Municipales à Paris : vifs échanges sur la sécurité lors du dernier débat

Municipales à Paris : vifs échanges sur la sécurité lors du dernier débat
Rachida Dati, Anne Hidalgo et Agnès Buzyn à Paris, le 17 juin 2020, lors du précédent débat. (illustration)

, publié le vendredi 26 juin 2020 à 08h21

La crise, la propreté, les transports, mais aussi la sécurité ont été abordés dans un débat parfois tendu.

Les trois candidates aux élections municipales à Paris, la maire sortante PS Anne Hidalgo, la LR Rachida Dati et la LREM Agnès Buzyn, se sont affrontées jeudi 26 juin dans un dernier débat âpre.

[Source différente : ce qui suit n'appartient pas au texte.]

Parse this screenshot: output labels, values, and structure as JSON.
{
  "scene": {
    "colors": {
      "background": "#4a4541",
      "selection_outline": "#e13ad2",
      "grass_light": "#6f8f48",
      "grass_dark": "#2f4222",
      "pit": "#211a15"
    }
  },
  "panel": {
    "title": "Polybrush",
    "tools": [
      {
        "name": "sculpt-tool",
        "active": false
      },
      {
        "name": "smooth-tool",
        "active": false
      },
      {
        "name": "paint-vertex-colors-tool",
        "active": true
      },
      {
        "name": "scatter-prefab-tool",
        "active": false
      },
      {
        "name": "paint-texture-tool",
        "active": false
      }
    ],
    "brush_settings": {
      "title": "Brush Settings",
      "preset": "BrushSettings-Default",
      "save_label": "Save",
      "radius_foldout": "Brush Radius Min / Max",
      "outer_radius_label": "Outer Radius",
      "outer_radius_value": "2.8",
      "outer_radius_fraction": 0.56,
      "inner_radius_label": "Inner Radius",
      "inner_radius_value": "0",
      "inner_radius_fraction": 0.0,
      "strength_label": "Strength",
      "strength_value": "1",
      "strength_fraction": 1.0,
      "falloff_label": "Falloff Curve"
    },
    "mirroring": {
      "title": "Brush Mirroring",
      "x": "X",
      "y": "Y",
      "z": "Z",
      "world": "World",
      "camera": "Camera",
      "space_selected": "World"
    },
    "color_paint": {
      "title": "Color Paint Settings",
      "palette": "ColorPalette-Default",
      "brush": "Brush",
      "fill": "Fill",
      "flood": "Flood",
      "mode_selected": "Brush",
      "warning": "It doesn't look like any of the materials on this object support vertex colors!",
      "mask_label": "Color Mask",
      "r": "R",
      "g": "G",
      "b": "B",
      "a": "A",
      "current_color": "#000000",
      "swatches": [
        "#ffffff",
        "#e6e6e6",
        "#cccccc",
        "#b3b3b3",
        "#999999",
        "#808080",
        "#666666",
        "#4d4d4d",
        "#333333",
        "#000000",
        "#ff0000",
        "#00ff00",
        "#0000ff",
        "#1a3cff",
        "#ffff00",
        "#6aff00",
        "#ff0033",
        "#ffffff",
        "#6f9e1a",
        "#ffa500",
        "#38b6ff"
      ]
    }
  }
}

La question de la sécurité a notamment focalisé les oppositions.

À trois jours du second tour des municipales dimanche, les trois candidates à la mairie de Paris se sont finalement retrouvées pour cet ultime débat sur BFMTV et BFM Paris, 24 heures après le report demandé par la maire sortante en soutien aux grévistes des chaînes d'information en continu, qui dénoncent un plan de licenciements massifs.


Cette dernière confrontation, dont la tenue est restée incertaine jusqu'au dernier moment, a été marquée par un fort clivage entre les candidates de la gauche et la droite, face à une candidate du parti de la majorité présidentielle qui a peiné à s'imposer. "Comme je suis extrêmement polie, je ne peux pas parler", s'est agacée Agnès Buzyn face à ses deux rivales, qui la devancent toujours dans les intentions de vote.

Plusieurs thèmes ont été égrenés pendant près de deux heures: crise, propreté, sécurité, transports...

Sur la sécurité, Rachida Dati a taclé l'organisation de l'exécutif parisien et estimé que Mme Hidalgo a "tellement d'adjoints, que ça les occupera". Évoquant la salle de consommation de drogue à moindre risque, dite "salle de shoot", dans le Xe arrondissement, Mme Buzyn a reconnu ne pas s'y être rendue. "C'est pas une salle ouverte, elle n'a pas compris je crois", s'est moquée Anne Hidalgo, s'adressant d'un air complice à Rachida Dati.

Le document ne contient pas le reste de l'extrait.